Learning from opposition

Cobb said one of the hardest decisions she had to make was the result of having a committee of people she talked with, listened to and was held accountable by. In her second term as county legislator the St. Lawrence jail was under construction and she agreed to support a project labor agreement, a collective bargaining agreement with a labor organization that establishes the terms and conditions of employment, before contractors were hired.

In a room of 150 people, she was told by frustrated local contractors that approving the agreement would make the project more expensive while representatives from a union argued it would be cheaper and asked her to uphold the commitment she had made.

“It wasn’t until we were in the process of building the jail and understanding the project labor agreement that I fully understood what I committed to,” Cobb said. “As I was educated I stuck with that commitment because I believed in that commitment. I didn’t change my mind, but I really had to think about what I had committed to.”

Cobb said it was difficult to take action despite dozens of people telling her not to, even though she thought it was the correct decision and had already committed to it. She said she appreciated the feedback from the local contractors, and the ability to hear more information, even if it was critical and contrary to her decision.

“I am elected by the people to represent people, to work for people, in this district, in Washington,” Cobb said. “I have committed to them that I will listen to them, and I will work for them, and I will report to them.”
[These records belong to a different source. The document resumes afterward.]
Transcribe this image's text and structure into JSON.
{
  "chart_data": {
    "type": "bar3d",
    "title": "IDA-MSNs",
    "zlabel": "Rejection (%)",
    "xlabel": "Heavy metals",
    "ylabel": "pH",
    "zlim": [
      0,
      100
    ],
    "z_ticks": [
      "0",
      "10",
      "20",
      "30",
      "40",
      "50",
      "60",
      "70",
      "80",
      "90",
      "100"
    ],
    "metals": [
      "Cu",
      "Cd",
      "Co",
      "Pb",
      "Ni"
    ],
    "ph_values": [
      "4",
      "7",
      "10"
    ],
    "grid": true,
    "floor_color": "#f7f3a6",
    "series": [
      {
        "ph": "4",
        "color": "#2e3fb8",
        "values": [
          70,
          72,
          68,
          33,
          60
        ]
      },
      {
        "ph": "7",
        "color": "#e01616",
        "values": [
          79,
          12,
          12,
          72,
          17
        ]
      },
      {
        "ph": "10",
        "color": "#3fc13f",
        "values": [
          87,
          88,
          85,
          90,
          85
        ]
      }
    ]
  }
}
Cobb believes that schools are the hub of a community and that local, state and federal government should invest more in education. She said there should be more investment in the early years of education and supports universal pre-K and full-time kindergarten.

“We know when children start early and are able to continue, that helps, especially children who are growing up in poverty,” Cobb said.

Cobb also said more money should be spent on computers, broadband internet and take-home technology for students to modernize their education.

Cobb believes in public investment in general, saying that funding things like Medicare or Social Security should not be seen as paying for an entitlement, but making an investment in one’s future and society.

She remembers while working for a nonprofit, she wasn’t able to nurse her daughter well and needed formula — an expensive need. For six months, she accepted money from the Special Supplemental Nutrition Program for Women, Infants, and Children, and recalls being embarrassed by employees at cash registers for accepting the help, a stigma she wants to eliminate.

“I remember using WIC coupons and being humiliated when I handed in a coupon by the cashier. I remember thinking ‘I’m working, I’m working!'” Cobb said. “The vast majority of people who receive food stamps are working. Do you know how many veterans receive food stamps? Every civil society makes investments by contributing to the common good.”

Cobb said she would not be running if she had not been a county legislator and that her experience in government has taught her how to work with people of all political persuasions.

“I think at local government level, whether its a town or a legislator or at the state level, I think there are opportunities to put party aside,” Cobb said. “Does that mean we always do it? No. But there are opportunities because we have to solve the problems.”